I have been meaning to talk about this clip for a while now and it seems appropriate to do so on Yom Kippur, The Day of Atonement and the holiest days in the Jewish calendar.
For two seasons (1989 – 1990), the t.v. show Sunday Night (later called Michelob Presents Night Music) presented some of the coolest music ever on television. The show was put together by Hal Wilner and featured an eclectic group of artists who would often perform together, making for some unique and interesting collaborations. To me, one of the highlights was when singer/songwriter/poet Leonard Cohen, backed up by the band Was (Not Was) with jazz great Sonny Rollins on tenor sax, performed the Cohen song, Who By Fire.
The melody for “Who By Fire” is based on the Hebrew for the prayer “Unetanneh Tokef” which is sung at Yom Kippur services. To quote Leonard Cohen himself:
“That song derives very directly from a Hebrew prayer that is sung on the Day of Atonement, or the evening of the Day of the Atonement:(? Hebrew) Who by fire, who by sword, who by water? According to the tradition, the Book of Life is opened and in it is inscribed all those who will live and all those who will die for the following year.

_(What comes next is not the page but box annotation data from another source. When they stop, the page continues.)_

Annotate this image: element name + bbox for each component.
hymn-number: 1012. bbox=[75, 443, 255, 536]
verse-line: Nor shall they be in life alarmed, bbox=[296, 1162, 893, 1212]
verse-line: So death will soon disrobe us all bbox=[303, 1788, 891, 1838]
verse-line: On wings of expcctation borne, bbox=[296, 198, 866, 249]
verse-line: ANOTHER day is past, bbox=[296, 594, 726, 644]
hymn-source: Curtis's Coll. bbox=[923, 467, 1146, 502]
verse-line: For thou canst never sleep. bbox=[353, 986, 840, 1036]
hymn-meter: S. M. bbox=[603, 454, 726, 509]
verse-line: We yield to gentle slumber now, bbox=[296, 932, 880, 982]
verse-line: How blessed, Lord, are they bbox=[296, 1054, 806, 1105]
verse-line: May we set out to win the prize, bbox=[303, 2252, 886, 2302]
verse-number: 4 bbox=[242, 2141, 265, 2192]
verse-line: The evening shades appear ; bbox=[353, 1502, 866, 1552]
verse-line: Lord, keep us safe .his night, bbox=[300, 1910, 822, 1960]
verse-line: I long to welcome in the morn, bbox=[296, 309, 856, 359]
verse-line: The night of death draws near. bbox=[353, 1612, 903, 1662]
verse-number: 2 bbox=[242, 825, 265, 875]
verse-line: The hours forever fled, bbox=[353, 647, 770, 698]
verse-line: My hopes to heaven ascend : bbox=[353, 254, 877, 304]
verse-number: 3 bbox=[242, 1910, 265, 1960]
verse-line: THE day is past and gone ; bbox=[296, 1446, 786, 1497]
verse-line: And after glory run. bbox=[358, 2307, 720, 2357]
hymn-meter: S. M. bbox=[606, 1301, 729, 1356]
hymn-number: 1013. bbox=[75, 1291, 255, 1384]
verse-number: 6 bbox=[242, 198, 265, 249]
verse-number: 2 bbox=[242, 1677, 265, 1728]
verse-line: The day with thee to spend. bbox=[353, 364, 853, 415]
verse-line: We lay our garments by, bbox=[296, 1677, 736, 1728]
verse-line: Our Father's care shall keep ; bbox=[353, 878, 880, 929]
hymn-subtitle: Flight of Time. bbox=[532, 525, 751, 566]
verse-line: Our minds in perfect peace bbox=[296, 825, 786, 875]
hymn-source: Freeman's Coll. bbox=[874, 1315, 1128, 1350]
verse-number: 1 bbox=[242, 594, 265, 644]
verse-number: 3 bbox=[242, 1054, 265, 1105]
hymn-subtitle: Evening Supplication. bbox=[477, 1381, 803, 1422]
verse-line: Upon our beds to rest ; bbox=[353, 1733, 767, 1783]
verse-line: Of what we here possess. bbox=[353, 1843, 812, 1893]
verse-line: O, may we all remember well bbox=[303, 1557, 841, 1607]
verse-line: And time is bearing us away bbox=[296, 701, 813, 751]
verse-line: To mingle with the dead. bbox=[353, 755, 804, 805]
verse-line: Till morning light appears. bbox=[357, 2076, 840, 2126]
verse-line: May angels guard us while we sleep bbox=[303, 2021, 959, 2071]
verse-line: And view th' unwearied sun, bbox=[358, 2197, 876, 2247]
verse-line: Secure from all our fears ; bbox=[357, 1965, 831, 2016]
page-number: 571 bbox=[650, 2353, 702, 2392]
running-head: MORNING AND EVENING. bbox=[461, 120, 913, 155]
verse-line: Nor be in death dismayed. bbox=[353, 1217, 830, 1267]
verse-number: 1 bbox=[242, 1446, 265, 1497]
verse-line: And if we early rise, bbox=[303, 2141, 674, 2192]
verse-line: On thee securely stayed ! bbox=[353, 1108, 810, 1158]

And in that prayer is catalogued all the various ways in which you can quit this veil of tears. The melody is if not actually stolen, is certainly derived from the melody that I heard in the synagogue as a boy.But of course, the conclusion of the song, as I write it, is somewhat different: “Who shall I say is calling?” Well, that is what makes the song into a prayer for me in my terms, which is who is it or what is it that determine who will live and who will die ? What is the source of this great furnace of creation ? Who lights it ? Who extinguishes it ?” – from the Harry Rasky’s film “The Song of Leonard Cohen” (later fully reported in his book “The Song Of L. Cohen, Portrait Of A Poet, A Friendship And A Film”)
The performance opens with a tenor sax solo cadenza by Sonny before the full band enters and starts the song proper. The backup is tastefully understated except during the refrain where the backup singers add an interesting gospel touch. However, the song reaches transcendence with Sonny Rollins’ two chorus long sax solo. I remember the hair on the back of my neck standing up when I first saw it that Sunday night many years ago and it still amazes me when I listen to it today. It reminds me of the blowing of the shofar (an instrument made from a rams’s horn) at the end of the Yom Kippur services. It all ties into the spiritual nature of music, connecting a Jewish prayer, a Canadian singer/songwriter, a rock band from Detroit and an American jazz legend.
Leonard Cohen, Sonny Rollins and Was (Not Was) – Who By Fire
It was one of those moments when you have seen/heard something that just totally blows you away. When you witness something that you know will stay with you forever.